Netsh commands are useful when you have any type of network issue. The following commands have fixed internet browser to domain issues.
You will need to Run the Commands in Command Line as Administrator (command prompt as administrator ) for the best results. You should reboot after the last command, instead of rebooting in-between each command.
- netsh i i r r
- netsh i i de ar
- netsh winsock reset
- netsh advfirewall reset
- ipconfig /flushdns
Reboot the system.
This should save you a chunk of time by bypassing some troubleshooting steps. If you want to dig deeper on the exact issue, continue to read below on how this works:
Note: In order, this is what you are resetting. TCP/IP, ARP, Winsock, Firewall, and last DNS. This method works well due to the order or the resets. The order is based on how packets get packed up and sent out into the world. The first three involve the packet encapsulation process and adds info to the packet headers for routing purposes. The firewall will allow the packets to go out to the world based on rules. Generally this reset helps if you can't ping out but can ping the gateway. Last is DNS and will need to be reset if the firewall is letting the packets go out but the destination host is not being resolved.
To test to see where the network issue is happening try this:
- Ping the loopback. This will test that the TCP/IP stack is working and if the drivers for the NIC are operating. Once the NIC drivers are updated and no bangs in DM run the following command in cmd. If it fails you'll reset TCP/IP.

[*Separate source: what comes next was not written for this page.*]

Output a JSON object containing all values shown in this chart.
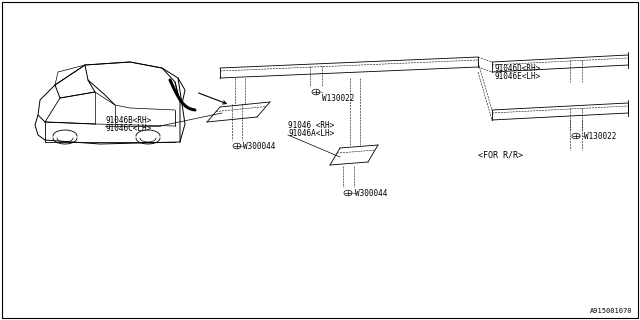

The command is: ping 127.0.0.1
- Next ping the default gateway. This may also be the router. To find the gateway's IP, type ipconfig /all in command prompt. Then ping that number found for the default gateway. ARP deals with adding MAC address resolution address to the packet headers. Based on the Operating System ReInstall (OSRI) model this is layer 3 and MAC address and routers fall in this category. If this fails, it means that the ARP needs to be reset.
The command is: ping (IP found for their default gateway) - for example: ping 192.168.1.1
- If the above steps are successful, go ahead and try to ping out to the internet. This will test both the firewall and the DNS portions of the protocol stack. Start by pinging google.com. If it passes without errors and the customer is unable to browse online, this is a firewall issue. It would be best to reset the firewall.
If the ping test fails using the Google address, ping Google's IP address of 220.127.116.11
If the pinged Google address fails but directly pinging the IP for the site passes, it's most likely an DNS issue on the site side. If this happens you can ping Google's DNS directly at 18.104.22.168 to determine that an non-ISP DNS server can be reached.
At this point, go ahead and reset DNS, reboot, and re-try the above commands to verify that the DNS issue is resolved. If it fails again, we can determine that the protocols on the system are good to go but their ISP's DNS servers are having issues. You can manually set DNS to Google's 22.214.171.124 address.